Ugandan carrier launches wireless Internet service

KAMPALA, UGANDA – After spending some US$10 million on a new 8-meter satellite and WiMax devices supplied by Motorola, Warid Telecom Uganda has launched the Internet provision segment of its business.

The company, which launched operations in Uganda in February and reports up to 1 million mobile phone subscribers, has been swamped with applications for the new service in the week following its launch.

“We have so much demand, and yet we have launched this service on a low key, with no media placements and the like,” Warid CEO Zul Javaid said in an interview.

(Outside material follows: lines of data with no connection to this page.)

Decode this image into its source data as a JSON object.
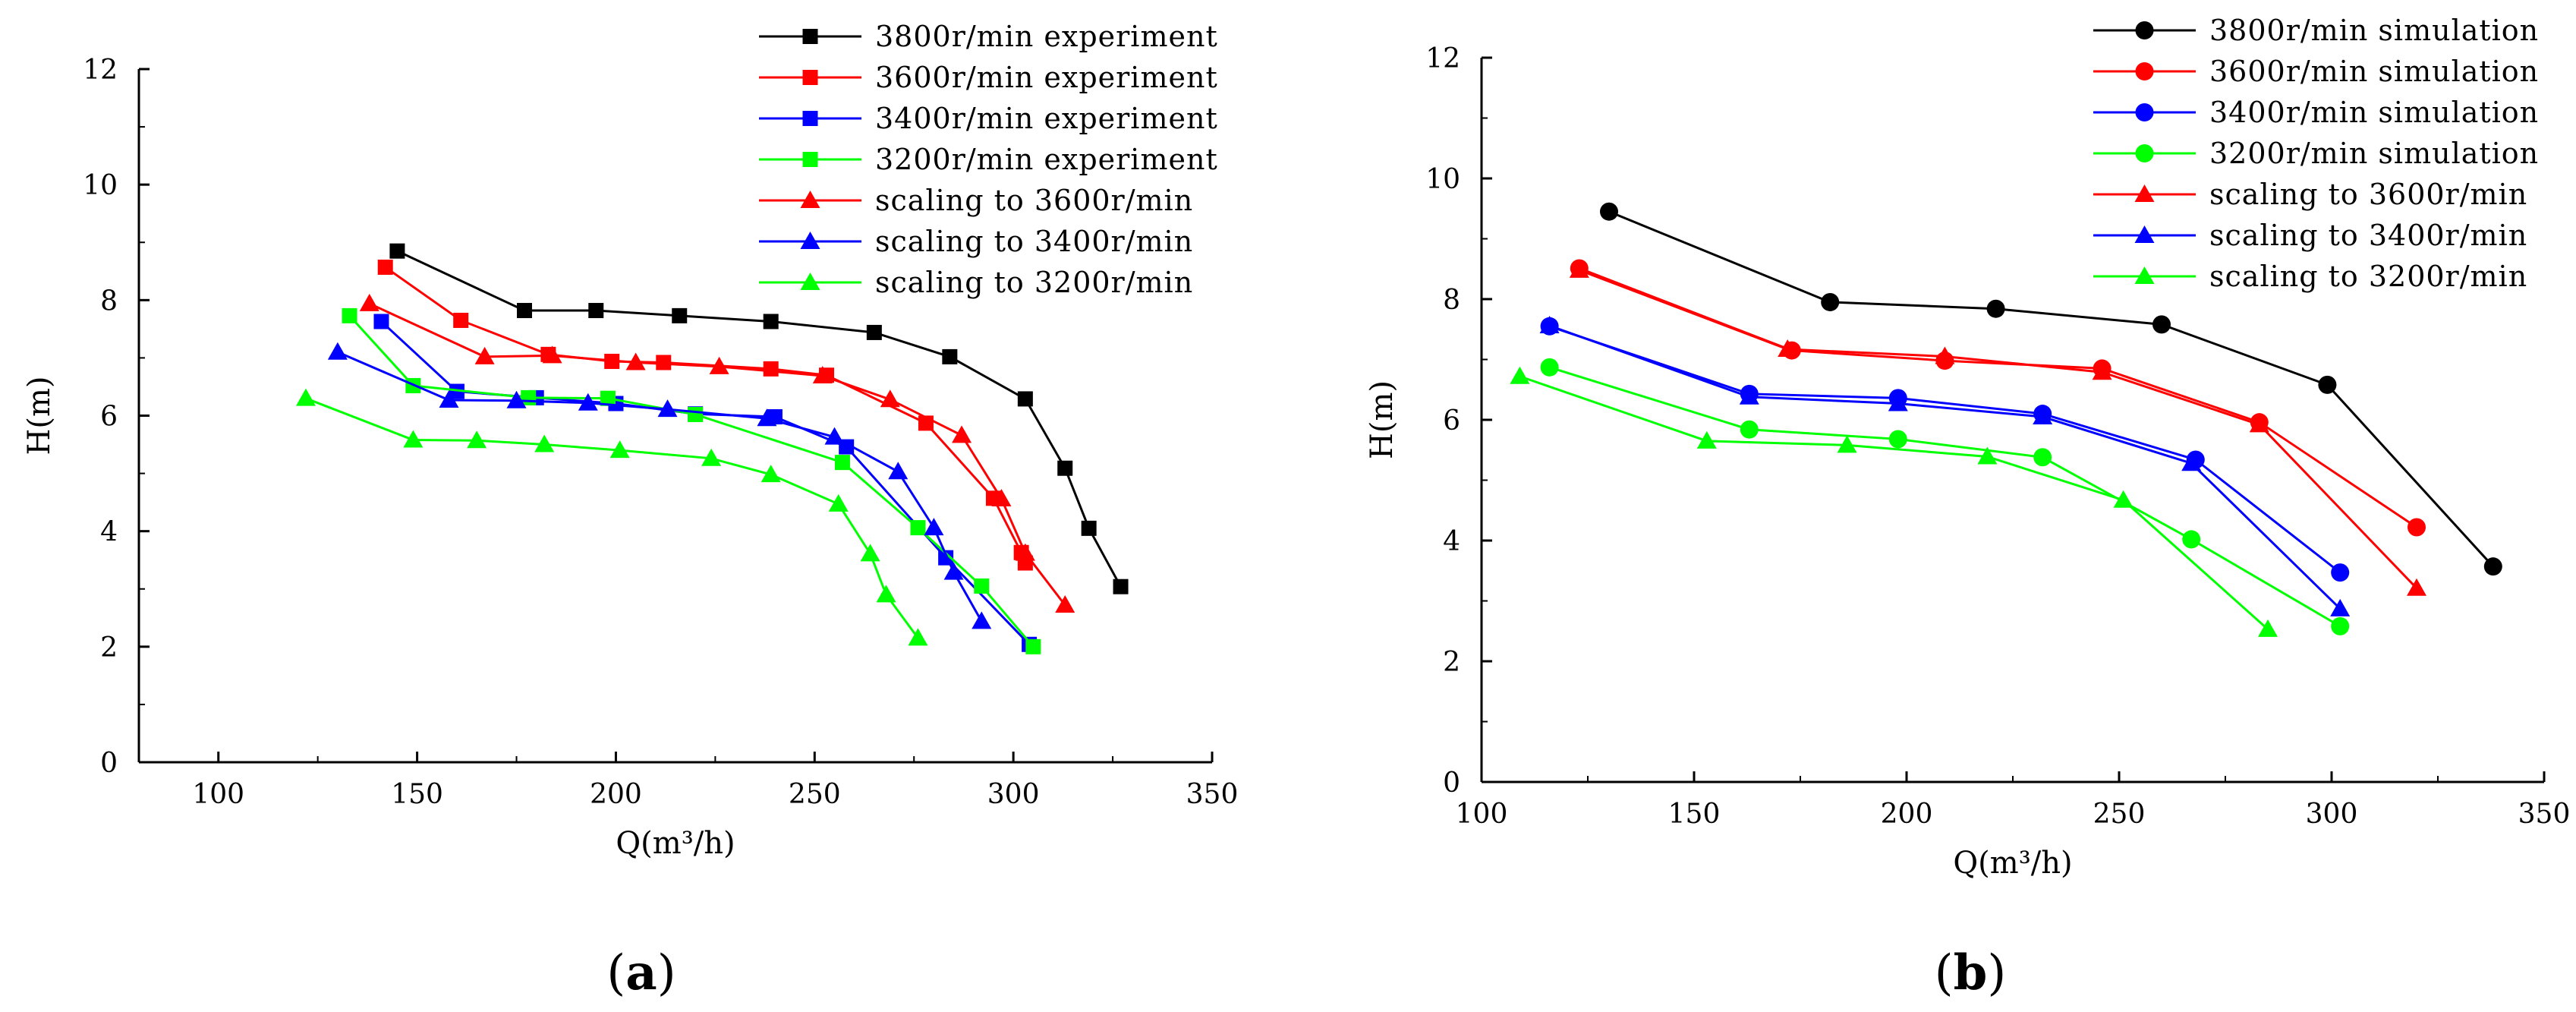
{
  "chart_data": [
    {
      "panel": "(a)",
      "panel_letter": "a",
      "type": "line",
      "xlabel": "Q(m³/h)",
      "ylabel": "H(m)",
      "xlim": [
        80,
        350
      ],
      "ylim": [
        0,
        12
      ],
      "xticks": [
        100,
        150,
        200,
        250,
        300,
        350
      ],
      "yticks": [
        0,
        2,
        4,
        6,
        8,
        10,
        12
      ],
      "legend_position": "top-right",
      "series": [
        {
          "name": "3800r/min experiment",
          "color": "#000000",
          "marker": "square",
          "x": [
            145,
            177,
            195,
            216,
            239,
            265,
            284,
            303,
            313,
            319,
            327
          ],
          "y": [
            8.85,
            7.82,
            7.82,
            7.73,
            7.63,
            7.44,
            7.02,
            6.29,
            5.09,
            4.05,
            3.04
          ]
        },
        {
          "name": "3600r/min experiment",
          "color": "#ff0000",
          "marker": "square",
          "x": [
            142,
            161,
            183,
            199,
            212,
            239,
            253,
            278,
            295,
            302,
            303
          ],
          "y": [
            8.57,
            7.65,
            7.06,
            6.94,
            6.92,
            6.81,
            6.7,
            5.87,
            4.57,
            3.63,
            3.45
          ]
        },
        {
          "name": "3400r/min experiment",
          "color": "#0000ff",
          "marker": "square",
          "x": [
            141,
            160,
            180,
            200,
            220,
            240,
            258,
            283,
            304
          ],
          "y": [
            7.63,
            6.42,
            6.31,
            6.21,
            6.03,
            5.98,
            5.46,
            3.54,
            2.04
          ]
        },
        {
          "name": "3200r/min experiment",
          "color": "#00ff00",
          "marker": "square",
          "x": [
            133,
            149,
            178,
            198,
            220,
            257,
            276,
            292,
            305
          ],
          "y": [
            7.73,
            6.52,
            6.31,
            6.3,
            6.02,
            5.19,
            4.06,
            3.05,
            2.0
          ]
        },
        {
          "name": "scaling to 3600r/min",
          "color": "#ff0000",
          "marker": "triangle",
          "x": [
            138,
            167,
            184,
            205,
            226,
            252,
            269,
            287,
            297,
            303,
            313
          ],
          "y": [
            7.94,
            7.02,
            7.04,
            6.92,
            6.85,
            6.69,
            6.28,
            5.66,
            4.56,
            3.62,
            2.72
          ]
        },
        {
          "name": "scaling to 3400r/min",
          "color": "#0000ff",
          "marker": "triangle",
          "x": [
            130,
            158,
            175,
            193,
            213,
            238,
            255,
            271,
            280,
            285,
            292
          ],
          "y": [
            7.1,
            6.27,
            6.26,
            6.22,
            6.11,
            5.95,
            5.63,
            5.03,
            4.06,
            3.29,
            2.44
          ]
        },
        {
          "name": "scaling to 3200r/min",
          "color": "#00ff00",
          "marker": "triangle",
          "x": [
            122,
            149,
            165,
            182,
            201,
            224,
            239,
            256,
            264,
            268,
            276
          ],
          "y": [
            6.3,
            5.58,
            5.57,
            5.5,
            5.4,
            5.26,
            4.98,
            4.47,
            3.61,
            2.9,
            2.15
          ]
        }
      ]
    },
    {
      "panel": "(b)",
      "panel_letter": "b",
      "type": "line",
      "xlabel": "Q(m³/h)",
      "ylabel": "H(m)",
      "xlim": [
        100,
        350
      ],
      "ylim": [
        0,
        12
      ],
      "xticks": [
        100,
        150,
        200,
        250,
        300,
        350
      ],
      "yticks": [
        0,
        2,
        4,
        6,
        8,
        10,
        12
      ],
      "legend_position": "top-right",
      "series": [
        {
          "name": "3800r/min simulation",
          "color": "#000000",
          "marker": "circle",
          "x": [
            130,
            182,
            221,
            260,
            299,
            338
          ],
          "y": [
            9.45,
            7.95,
            7.84,
            7.58,
            6.58,
            3.57
          ]
        },
        {
          "name": "3600r/min simulation",
          "color": "#ff0000",
          "marker": "circle",
          "x": [
            123,
            173,
            209,
            246,
            283,
            320
          ],
          "y": [
            8.51,
            7.15,
            6.98,
            6.85,
            5.96,
            4.22
          ]
        },
        {
          "name": "3400r/min simulation",
          "color": "#0000ff",
          "marker": "circle",
          "x": [
            116,
            163,
            198,
            232,
            268,
            302
          ],
          "y": [
            7.55,
            6.43,
            6.36,
            6.1,
            5.34,
            3.47
          ]
        },
        {
          "name": "3200r/min simulation",
          "color": "#00ff00",
          "marker": "circle",
          "x": [
            116,
            163,
            198,
            232,
            267,
            302
          ],
          "y": [
            6.87,
            5.84,
            5.68,
            5.38,
            4.02,
            2.58
          ]
        },
        {
          "name": "scaling to 3600r/min",
          "color": "#ff0000",
          "marker": "triangle",
          "x": [
            123,
            172,
            209,
            246,
            283,
            320
          ],
          "y": [
            8.48,
            7.17,
            7.05,
            6.79,
            5.92,
            3.21
          ]
        },
        {
          "name": "scaling to 3400r/min",
          "color": "#0000ff",
          "marker": "triangle",
          "x": [
            116,
            163,
            198,
            232,
            267,
            302
          ],
          "y": [
            7.56,
            6.38,
            6.27,
            6.05,
            5.28,
            2.87
          ]
        },
        {
          "name": "scaling to 3200r/min",
          "color": "#00ff00",
          "marker": "triangle",
          "x": [
            109,
            153,
            186,
            219,
            251,
            285
          ],
          "y": [
            6.72,
            5.65,
            5.58,
            5.39,
            4.67,
            2.53
          ]
        }
      ]
    }
  ]
}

Currently, Uganda Telecom serves the bulk of the country’s Internet clientele over copper. The service is often criticized for its slow speeds and unreliability, especially for users of small bandwidth. According to Javaid, Warid’s service will be superior, “because we have chosen a standard that is robust and are coming in the market with the most modern WiMax devices.”

Warid chose wireless connectivity, he added, because it is easy to install in any area within satellite range.

After applying for the service at a Warid customer care center, a technical team will be dispatched to the client’s premises to conduct a site survey and determine the optimal location for a Motorola modem.

“We will not connect a client if we are not sure the service will be good,” Javaid said. “Today, Internet connectivity is more important to businesses than any other connectivity, and we want to make sure clients get value for money.”

Subscribers of Warid’s WiMax service can chose from three packages, ranging from 64K bps (bits per second) for light residential use to 4M bps for large business users. Costs — including a one-time connection fee and equipment deposit, monthly equipment rental fee and monthly service fee — run from $420 to $16,000 per month, depending on the package.

Warid’s WiMax service is currently available in Kampala and will be available in three other urban centers before rolling out nationwide.